Solved – Coefficient value from glmnet

glmnetstandardization

I am running glmnet for the first time and I am getting some weird results.

My dataset has n = 139; p = 70 (correlated variables)

I am trying to estimate the effect of each variable for both, inference and prediction.
I am running:

> cvfit = cv.glmnet(X, Y,family = c('gaussian'),alpha = 0.5,intercept = T,standardize = T,nlambda=100,type = "mse")

> coef(cvfit, s = "lambda.min")

From all the 70 estimates, two caught my attention:

4           0.5731999

14          5.419356829

What bugs me is the fact that:

> cor(X[,4],Y)

[1,] 0.674714

> cor(X[,14],Y)

[1,] -0.01742419

In addition, if I standardize X myself (using scale(X)) and run it again:

> cvfit = cv.glmnet(scale(X), Y,family = c('gaussian'),alpha = 0.5,intercept = T,standardize = F,nlambda=100,type = "mse")

> coef(cvfit, s = "lambda.min")

I now get that 4 has the highest effect and variable "14" is about 5 times smaller. I couldn't find a good description about the normalization process in glmnet. Any clue as to why this is happening (I don't think its a bug, I just would like to understand why and which one is right)?

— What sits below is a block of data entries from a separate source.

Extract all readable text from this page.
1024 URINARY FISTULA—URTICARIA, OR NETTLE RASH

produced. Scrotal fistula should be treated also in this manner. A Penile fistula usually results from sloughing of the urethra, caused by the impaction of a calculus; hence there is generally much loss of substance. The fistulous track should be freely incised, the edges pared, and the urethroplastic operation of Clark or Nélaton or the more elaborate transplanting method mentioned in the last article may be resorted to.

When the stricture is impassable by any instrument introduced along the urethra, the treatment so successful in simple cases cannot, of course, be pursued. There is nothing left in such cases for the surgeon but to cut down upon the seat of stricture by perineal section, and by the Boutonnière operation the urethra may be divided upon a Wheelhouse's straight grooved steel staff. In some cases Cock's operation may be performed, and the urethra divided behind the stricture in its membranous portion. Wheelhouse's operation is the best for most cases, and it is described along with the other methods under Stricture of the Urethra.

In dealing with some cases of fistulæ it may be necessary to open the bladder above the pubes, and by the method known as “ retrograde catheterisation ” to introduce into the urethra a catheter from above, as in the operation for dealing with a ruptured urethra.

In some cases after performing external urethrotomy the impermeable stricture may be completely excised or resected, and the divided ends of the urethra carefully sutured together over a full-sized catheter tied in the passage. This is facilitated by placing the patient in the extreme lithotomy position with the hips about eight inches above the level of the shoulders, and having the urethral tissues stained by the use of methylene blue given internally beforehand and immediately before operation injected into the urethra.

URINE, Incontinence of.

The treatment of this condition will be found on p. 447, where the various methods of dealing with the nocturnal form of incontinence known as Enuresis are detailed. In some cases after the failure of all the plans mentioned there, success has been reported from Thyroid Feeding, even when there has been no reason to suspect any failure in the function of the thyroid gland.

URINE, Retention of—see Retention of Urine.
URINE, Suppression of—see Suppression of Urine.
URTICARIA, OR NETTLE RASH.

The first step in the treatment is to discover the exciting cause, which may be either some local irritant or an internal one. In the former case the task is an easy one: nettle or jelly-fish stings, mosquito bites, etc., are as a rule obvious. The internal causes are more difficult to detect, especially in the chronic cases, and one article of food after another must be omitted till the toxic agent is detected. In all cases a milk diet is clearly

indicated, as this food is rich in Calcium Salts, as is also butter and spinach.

PS: I ran this many times, so I know it is not an effect of the sampling during the cross-validation.

Best Answer

I tracked down the standardization process of glmnet and documented it on the thinklab Platform there. This includes a comparison of the different ways to use standardization with glmnet.

Long story short, if you let glmnet standardize the coefficients (by relying on the default standardize = TRUE), glmnet performs standardization behind the scenes and reports everything, including the plots, the "de-standardized" way, in the coefficients' natural metrics.